What’s Next for the Maple Leafs?
One of the most intriguing aspects of the Maple Leafs’ training camp is the status of Nick Robertson and his drive to join the team. After Day Two, we know Robertson won’t be “gifted” a spot on the Maple Leafs’ postseason roster. He’ll have to earn it.
Still, he’s impressing his teammates with his skill and hustle. It will be fun to watch what happens with this young player. I’m waffling in my desire to see him play during the postseason, but I wouldn’t be surprised if it happened.

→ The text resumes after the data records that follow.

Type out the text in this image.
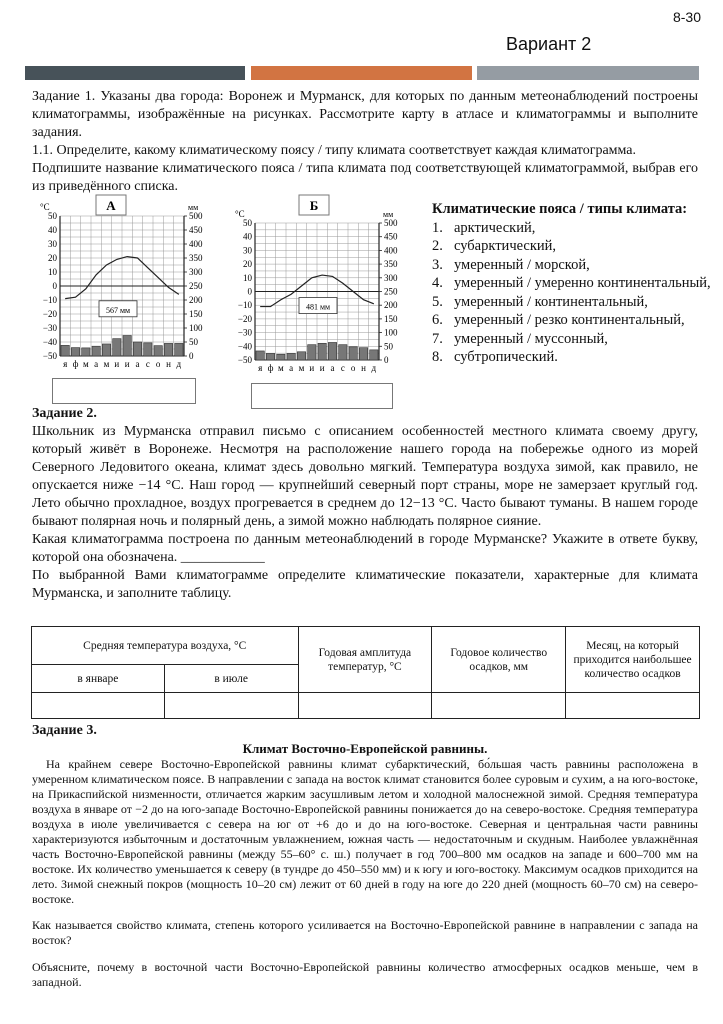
8-30
Вариант 2

Задание 1. Указаны два города: Воронеж и Мурманск, для которых по данным метеонаблюдений построены климатограммы, изображённые на рисунках. Рассмотрите карту в атласе и климатограммы и выполните задания.

1.1. Определите, какому климатическому поясу / типу климата соответствует каждая климатограмма.

Подпишите название климатического пояса / типа климата под соответствующей климатограммой, выбрав его из приведённого списка.

А
°C	мм
50
40
30
20
10
0
−10
−20
−30
−40
−50
500
450
400
350
300
250
200
150
100
50
0
567 мм
я ф м а м и и а с о н д
Б
°C	мм
50
40
30
20
10
0
−10
−20
−30
−40
−50
500
450
400
350
300
250
200
150
100
50
0
481 мм
я ф м а м и и а с о н д
Климатические пояса / типы климата:
1. арктический,
2. субарктический,
3. умеренный / морской,
4. умеренный / умеренно континентальный,
5. умеренный / континентальный,
6. умеренный / резко континентальный,
7. умеренный / муссонный,
8. субтропический.

Задание 2.

Школьник из Мурманска отправил письмо с описанием особенностей местного климата своему другу, который живёт в Воронеже. Несмотря на расположение нашего города на побережье одного из морей Северного Ледовитого океана, климат здесь довольно мягкий. Температура воздуха зимой, как правило, не опускается ниже −14 °C. Наш город — крупнейший северный порт страны, море не замерзает круглый год. Лето обычно прохладное, воздух прогревается в среднем до 12−13 °C. Часто бывают туманы. В нашем городе бывают полярная ночь и полярный день, а зимой можно наблюдать полярное сияние.

Какая климатограмма построена по данным метеонаблюдений в городе Мурманске? Укажите в ответе букву, которой она обозначена. ____________

По выбранной Вами климатограмме определите климатические показатели, характерные для климата Мурманска, и заполните таблицу.

Средняя температура воздуха, °C		Годовая амплитуда температур, °C	Годовое количество осадков, мм	Месяц, на который приходится наибольшее количество осадков
в январе	в июле			

Задание 3.

Климат Восточно-Европейской равнины.

На крайнем севере Восточно-Европейской равнины климат субарктический, бо́льшая часть равнины расположена в умеренном климатическом поясе. В направлении с запада на восток климат становится более суровым и сухим, а на юго-востоке, на Прикаспийской низменности, отличается жарким засушливым летом и холодной малоснежной зимой. Средняя температура воздуха в январе от −2 до на юго-западе Восточно-Европейской равнины понижается до на северо-востоке. Средняя температура воздуха в июле увеличивается с севера на юг от +6 до и до на юго-востоке. Северная и центральная части равнины характеризуются избыточным и достаточным увлажнением, южная часть — недостаточным и скудным. Наиболее увлажнённая часть Восточно-Европейской равнины (между 55–60° с. ш.) получает в год 700–800 мм осадков на западе и 600–700 мм на востоке. Их количество уменьшается к северу (в тундре до 450–550 мм) и к югу и юго-востоку. Максимум осадков приходится на лето. Зимой снежный покров (мощность 10–20 см) лежит от 60 дней в году на юге до 220 дней (мощность 60–70 см) на северо-востоке.
Как называется свойство климата, степень которого усиливается на Восточно-Европейской равнине в направлении с запада на восток?
Объясните, почему в восточной части Восточно-Европейской равнины количество атмосферных осадков меньше, чем в западной.
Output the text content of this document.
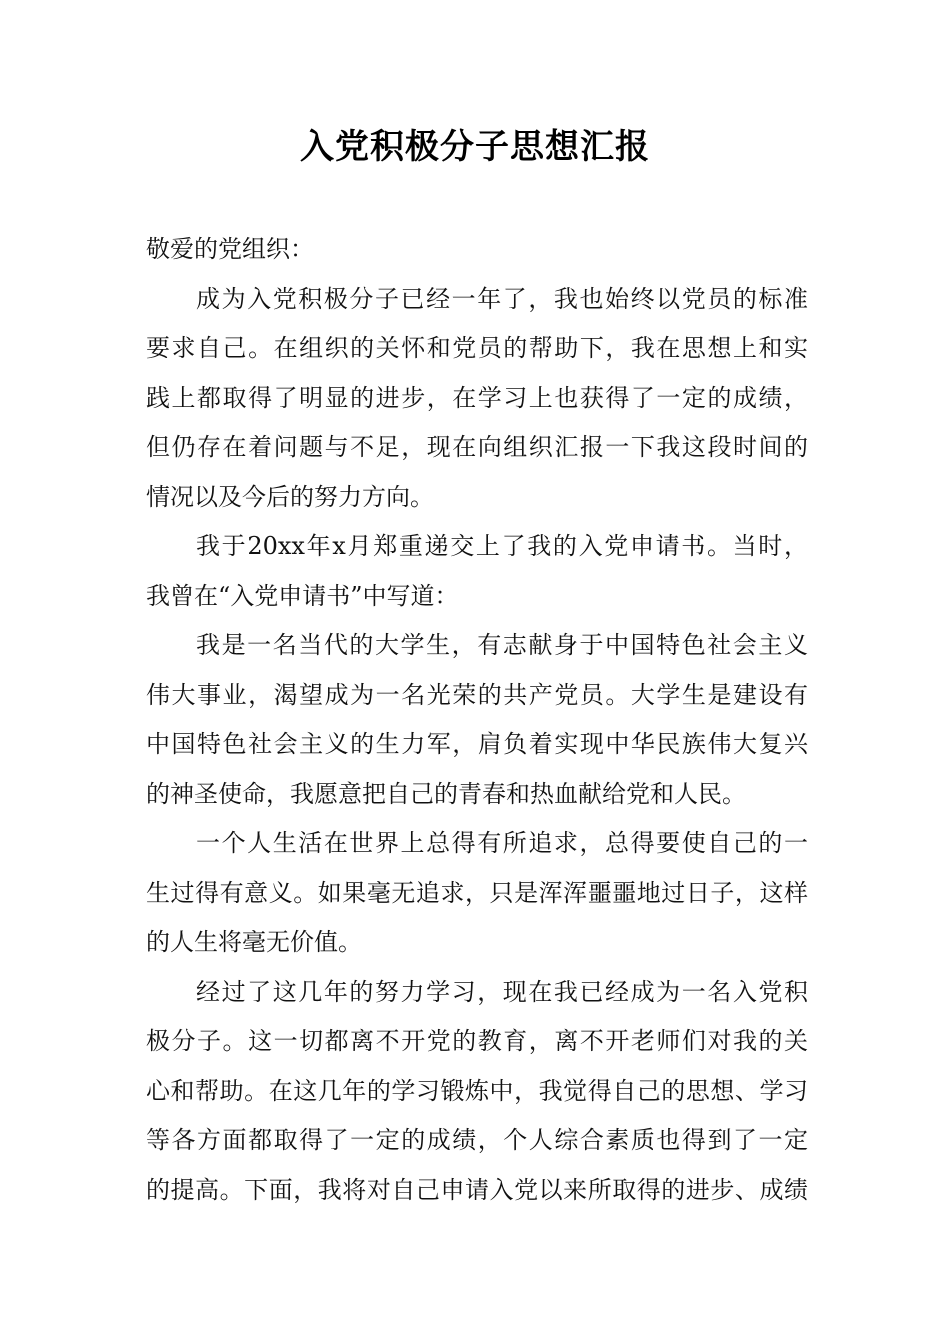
入党积极分子思想汇报
敬爱的党组织：
成为入党积极分子已经一年了，我也始终以党员的标准
要求自己。在组织的关怀和党员的帮助下，我在思想上和实
践上都取得了明显的进步，在学习上也获得了一定的成绩，
但仍存在着问题与不足，现在向组织汇报一下我这段时间的
情况以及今后的努力方向。
我于20xx年x月郑重递交上了我的入党申请书。当时，
我曾在“入党申请书”中写道：
我是一名当代的大学生，有志献身于中国特色社会主义
伟大事业，渴望成为一名光荣的共产党员。大学生是建设有
中国特色社会主义的生力军，肩负着实现中华民族伟大复兴
的神圣使命，我愿意把自己的青春和热血献给党和人民。
一个人生活在世界上总得有所追求，总得要使自己的一
生过得有意义。如果毫无追求，只是浑浑噩噩地过日子，这样
的人生将毫无价值。
经过了这几年的努力学习，现在我已经成为一名入党积
极分子。这一切都离不开党的教育，离不开老师们对我的关
心和帮助。在这几年的学习锻炼中，我觉得自己的思想、学习
等各方面都取得了一定的成绩，个人综合素质也得到了一定
的提高。下面，我将对自己申请入党以来所取得的进步、成绩
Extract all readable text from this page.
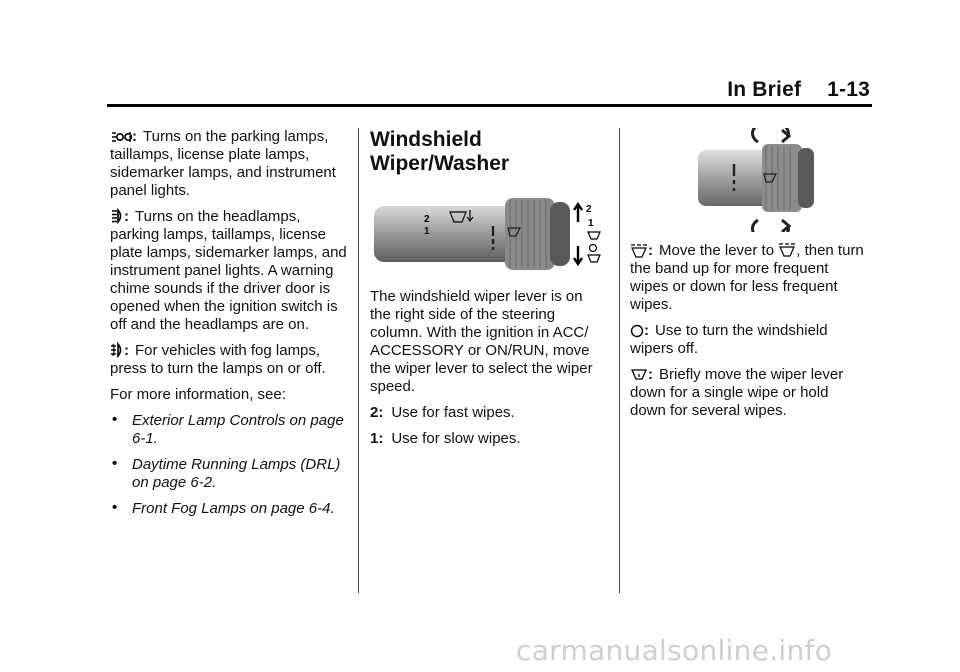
In Brief 1-13

:Turns on the parking lamps, taillamps, license plate lamps, sidemarker lamps, and instrument panel lights.

:Turns on the headlamps, parking lamps, taillamps, license plate lamps, sidemarker lamps, and instrument panel lights. A warning chime sounds if the driver door is opened when the ignition switch is off and the headlamps are on.

:For vehicles with fog lamps, press to turn the lamps on or off.

For more information, see:

• Exterior Lamp Controls on page 6-1.
• Daytime Running Lamps (DRL) on page 6-2.
• Front Fog Lamps on page 6-4.
Windshield Wiper/Washer
2
1
2
1

The windshield wiper lever is on the right side of the steering column. With the ignition in ACC/ ACCESSORY or ON/RUN, move the wiper lever to select the wiper speed.

2: Use for fast wipes.

1: Use for slow wipes.

:Move the lever to , then turn the band up for more frequent wipes or down for less frequent wipes.

:Use to turn the windshield wipers off.

:Briefly move the wiper lever down for a single wipe or hold down for several wipes.

carmanualsonline.info
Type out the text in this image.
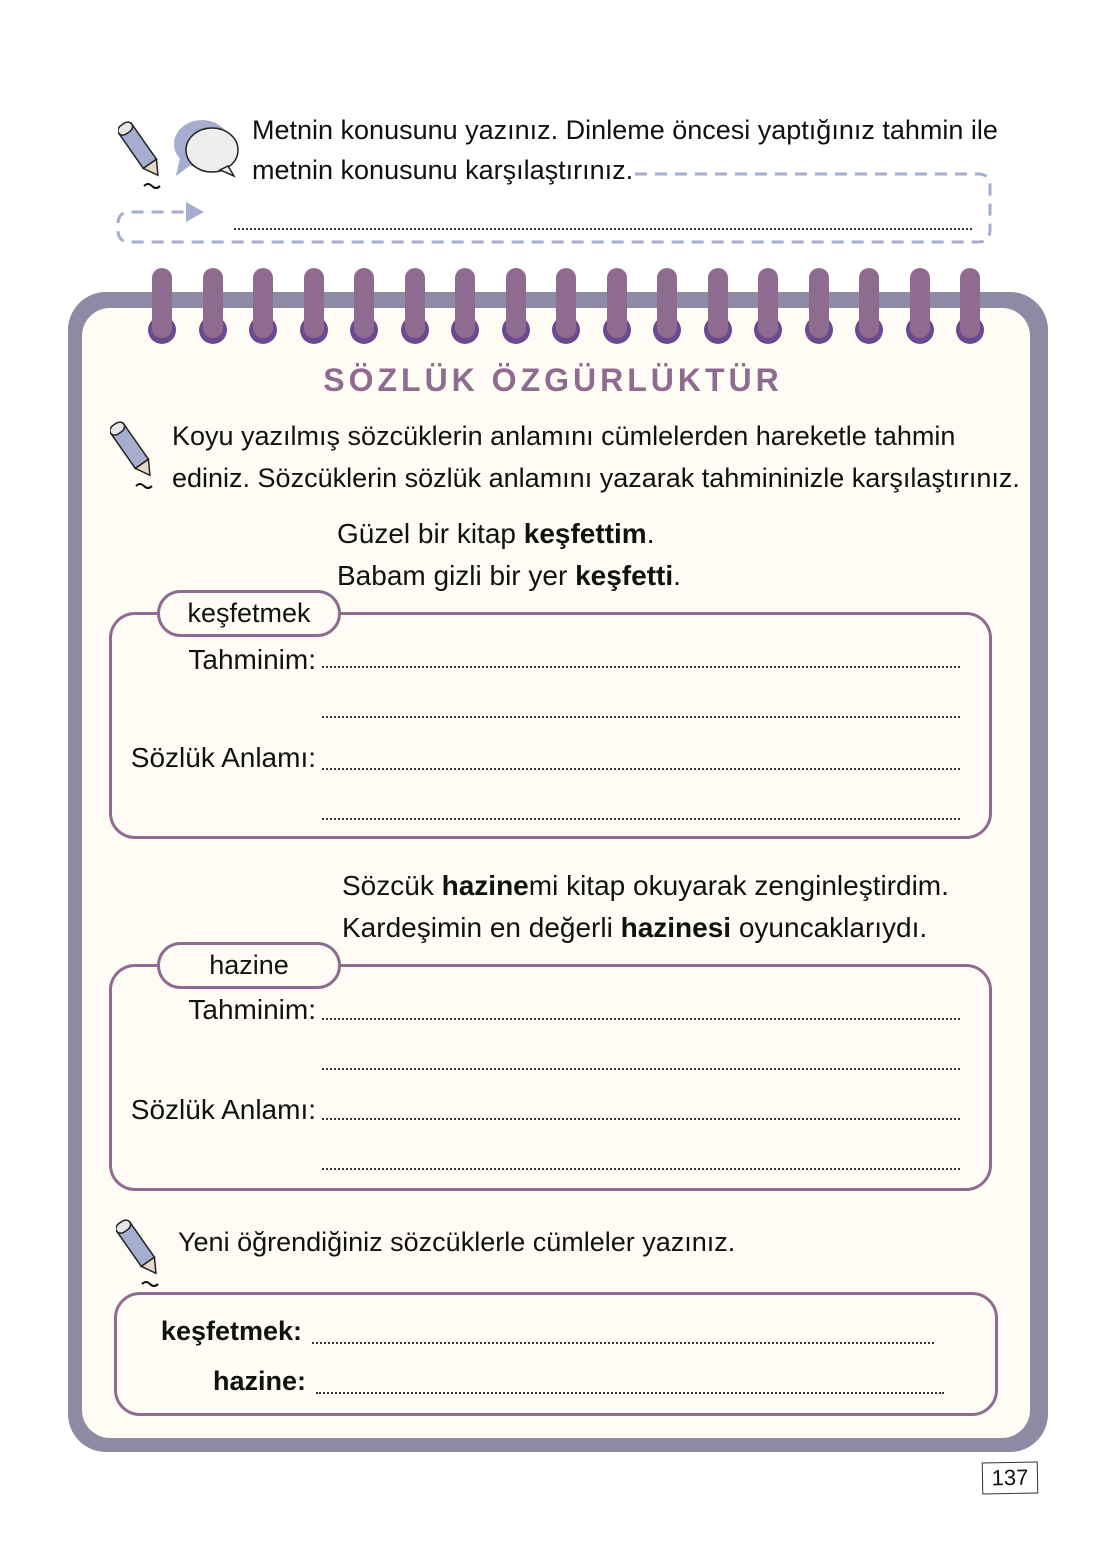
Metnin konusunu yazınız. Dinleme öncesi yaptığınız tahmin ile
metnin konusunu karşılaştırınız.
SÖZLÜK ÖZGÜRLÜKTÜR
Koyu yazılmış sözcüklerin anlamını cümlelerden hareketle tahmin
ediniz. Sözcüklerin sözlük anlamını yazarak tahmininizle karşılaştırınız.
Güzel bir kitap keşfettim.
Babam gizli bir yer keşfetti.
keşfetmek
Tahminim:
Sözlük Anlamı:
Sözcük hazinemi kitap okuyarak zenginleştirdim.
Kardeşimin en değerli hazinesi oyuncaklarıydı.
hazine
Tahminim:
Sözlük Anlamı:
Yeni öğrendiğiniz sözcüklerle cümleler yazınız.
keşfetmek:
hazine:
137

The Old Prof (Jim Parsons, Sr.) taught for more than 40 years in the Faculty of Education at the University of Alberta. He’s a Canadian boy, who has two degrees from the University of Kentucky and a doctorate from the University of Texas. He is now retired on Vancouver Island, where he lives with his family. His hobbies include playing with his hockey cards and simply being a sports fan – hockey, the Toronto Raptors, and CFL football (thinks Ricky Ray personifies how a professional athlete should act).
If you wonder why he doesn’t use his real name, it’s because his son – who’s also Jim Parsons – wrote for The Hockey Writers first and asked Jim Sr. to use another name so readers wouldn’t confuse their work.
Because Jim Sr. had worked in China, he adopted the Mandarin word for teacher (老師). The first character lǎo (老) means “old,” and the second character shī (師) means “teacher.” The literal translation of lǎoshī is “old teacher.” That became his pen name. Today, other than writing for The Hockey Writers, he teaches graduate students research design at several Canadian universities.